Можно, конечно, обогнуть здание…
На этой мысли я захлопнула окно. Нет, все, хватит.
Я вернулась к сумке, раскрыла ее и принялась разбирать вещи. Одну за другой, с методичной педантичностью, раскладывая все очень медленно. Потом, когда закончу, я все-таки пойду в душ, а после, как собиралась, напишу Ленарду, и мы с ним выберемся в город.
Наверное.
В душ я все-таки не пошла, потому что спустя полчаса обнаружила себя сидящей на полу рядом с раскрытой сумкой. В эту минуту я отчетливо поняла, что просто не представляю, что мне делать.
Стук в дверь вывел из подобия транса, в котором я пребывала, рассматривая расстегнутую молнию. Поднявшись, глянула на себя в зеркало, убедилась, что взгляд у меня осмысленный и что на базе Танни Ладэ все-таки кто-то есть, после чего медленно приблизилась к двери. Нет, я не думала, что Гроу ко мне заявится (с чего бы?), но в таких делах осторожность не помешает. Поэтому я сначала глянула в глазок и только потом распахнула дверь.
– Танни. Надо поговорить. – Джамира вошла, не дожидаясь приглашения.
– Я слушаю, – сказала спокойно.
Режиссер кивнула в сторону комнаты, предлагая отойти от двери, и мы прошли в номер. Джамира остановилась у окна, которое я недавно открывала, посмотрела вниз. Потом – на меня.
Я так же молча вернула ей вопросительный взгляд.
– Почему ты ничего не сказала о договоренности с Джерманом Гроу? – понизив голос, хмуро поинтересовалась режиссер.
Потому что я не представляла, что он вообще здесь появится?
– Я не хочу об этом говорить.
– Не хочешь? – Джамира нахмурилась еще сильнее. – Не хочешь говорить о том, что тебе нельзя исполнять трюки?
– С чего бы? Я вроде не больна.
– Ты беременна!
– Не понял.
Вот я тоже не сразу поняла: во-первых, с чего бы дверь в номер не закрыта. Во-вторых, с чего бы там стоять Джерману Гроу.
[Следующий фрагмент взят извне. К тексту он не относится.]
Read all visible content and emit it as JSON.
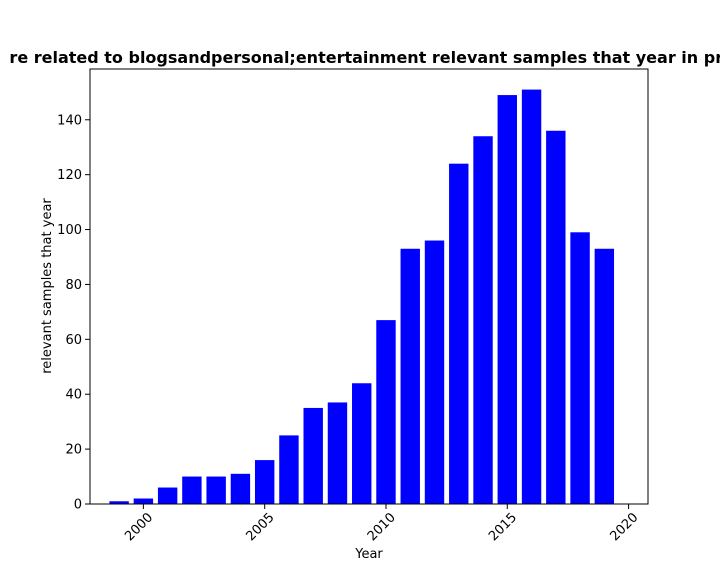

И в-третьих… ну вашу ж драконью мать!
– Нет, – сказала я.
– Что – нет? – переспросила Джамира.
– Ребенка. Беременности. Ты сказала, что мне нельзя уйти во время съемок, я сделала это после. Больницы, знаешь ли, работают круглосуточно.
Режиссер побледнела.
Натурально так побледнела, а потом вылетела из номера, при этом чудом не сбив с ног бывшего режиссера, который смотрел на меня, недобро прищурившись.
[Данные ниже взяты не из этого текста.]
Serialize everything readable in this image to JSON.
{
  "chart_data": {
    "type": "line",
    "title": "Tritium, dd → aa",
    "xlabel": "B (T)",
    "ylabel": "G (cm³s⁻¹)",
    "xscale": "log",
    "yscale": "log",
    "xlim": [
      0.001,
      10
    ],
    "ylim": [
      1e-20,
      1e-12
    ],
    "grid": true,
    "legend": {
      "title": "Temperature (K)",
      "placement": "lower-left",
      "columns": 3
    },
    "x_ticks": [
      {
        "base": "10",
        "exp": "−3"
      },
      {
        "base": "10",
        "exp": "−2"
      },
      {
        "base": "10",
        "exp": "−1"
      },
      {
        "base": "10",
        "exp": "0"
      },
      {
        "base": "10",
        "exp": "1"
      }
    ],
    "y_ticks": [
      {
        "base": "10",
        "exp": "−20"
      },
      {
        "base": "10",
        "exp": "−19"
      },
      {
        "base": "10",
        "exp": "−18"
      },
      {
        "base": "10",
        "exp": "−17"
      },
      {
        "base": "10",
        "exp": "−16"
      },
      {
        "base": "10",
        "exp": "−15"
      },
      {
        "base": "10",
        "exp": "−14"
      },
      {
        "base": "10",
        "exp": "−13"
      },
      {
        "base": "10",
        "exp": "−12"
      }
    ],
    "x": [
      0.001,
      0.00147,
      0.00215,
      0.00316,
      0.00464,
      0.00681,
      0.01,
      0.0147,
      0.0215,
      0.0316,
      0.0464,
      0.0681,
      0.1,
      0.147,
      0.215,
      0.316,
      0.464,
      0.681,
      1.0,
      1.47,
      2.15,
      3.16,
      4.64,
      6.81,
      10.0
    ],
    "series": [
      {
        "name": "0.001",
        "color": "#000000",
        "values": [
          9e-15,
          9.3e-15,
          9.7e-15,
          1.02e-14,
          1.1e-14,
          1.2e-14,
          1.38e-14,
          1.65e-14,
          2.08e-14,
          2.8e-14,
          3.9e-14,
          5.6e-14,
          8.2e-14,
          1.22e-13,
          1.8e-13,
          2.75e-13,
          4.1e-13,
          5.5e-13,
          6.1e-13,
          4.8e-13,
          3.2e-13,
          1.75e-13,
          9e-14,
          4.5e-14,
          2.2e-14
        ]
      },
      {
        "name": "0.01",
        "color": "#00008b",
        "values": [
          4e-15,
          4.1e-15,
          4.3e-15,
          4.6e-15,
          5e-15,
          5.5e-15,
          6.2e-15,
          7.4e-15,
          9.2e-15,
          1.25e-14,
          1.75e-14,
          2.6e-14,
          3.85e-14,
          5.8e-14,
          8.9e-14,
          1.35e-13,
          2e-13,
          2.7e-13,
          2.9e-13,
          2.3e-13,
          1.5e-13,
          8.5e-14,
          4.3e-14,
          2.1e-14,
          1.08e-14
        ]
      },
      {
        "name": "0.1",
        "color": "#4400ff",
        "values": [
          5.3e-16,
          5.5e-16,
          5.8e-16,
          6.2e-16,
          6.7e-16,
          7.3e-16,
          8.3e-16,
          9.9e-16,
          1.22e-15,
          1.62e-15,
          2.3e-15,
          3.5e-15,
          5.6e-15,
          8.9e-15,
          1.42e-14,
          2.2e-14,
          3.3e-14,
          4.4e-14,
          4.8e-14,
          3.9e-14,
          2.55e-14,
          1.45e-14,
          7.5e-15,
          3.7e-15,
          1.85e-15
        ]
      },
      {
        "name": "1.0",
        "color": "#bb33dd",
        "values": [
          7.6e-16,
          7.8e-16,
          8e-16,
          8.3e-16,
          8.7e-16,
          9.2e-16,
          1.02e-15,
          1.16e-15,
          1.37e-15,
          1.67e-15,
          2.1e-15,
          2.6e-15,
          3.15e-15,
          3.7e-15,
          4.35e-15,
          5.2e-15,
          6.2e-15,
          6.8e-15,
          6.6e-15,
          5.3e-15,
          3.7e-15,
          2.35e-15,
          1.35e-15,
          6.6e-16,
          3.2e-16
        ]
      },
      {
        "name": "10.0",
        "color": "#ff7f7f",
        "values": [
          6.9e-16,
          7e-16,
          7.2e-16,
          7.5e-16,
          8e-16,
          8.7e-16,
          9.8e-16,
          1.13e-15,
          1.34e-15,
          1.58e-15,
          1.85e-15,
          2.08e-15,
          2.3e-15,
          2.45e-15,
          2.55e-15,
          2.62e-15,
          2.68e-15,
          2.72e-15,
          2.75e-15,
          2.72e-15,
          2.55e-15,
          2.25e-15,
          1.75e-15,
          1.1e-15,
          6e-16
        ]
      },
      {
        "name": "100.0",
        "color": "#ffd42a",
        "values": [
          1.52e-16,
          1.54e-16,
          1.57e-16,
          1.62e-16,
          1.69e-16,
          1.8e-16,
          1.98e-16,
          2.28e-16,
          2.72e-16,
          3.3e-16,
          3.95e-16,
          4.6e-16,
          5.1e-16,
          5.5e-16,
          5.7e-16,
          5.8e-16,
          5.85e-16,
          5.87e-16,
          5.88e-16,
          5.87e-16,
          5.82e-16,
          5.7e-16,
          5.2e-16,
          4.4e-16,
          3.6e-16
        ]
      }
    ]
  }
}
– Что, прости, ты сделала? – поинтересовался Гроу, медленно наступая.
– Что я сделала. Что я делаю. Что я буду делать – не твоя забота, – сообщила я, сложив руки на груди. – Направление сменил. Дверь там.
Надо отдать ему должное, остановился. Небезнадежен, значит.
– Ты сделала аборт, Танни?
Я в своей жизни много чего видела, в частности, злого Гроу. Очень злого Гроу – тоже, но вот таким, с раскрывшимся во всю радужку зрачком, из-под которого рвалось знакомое пламя, на этот раз обжигающее, чтобы спалить дотла, – еще нет. Меня и без пламени нехило так трясло, а после этого вообще тряхнуло основательно.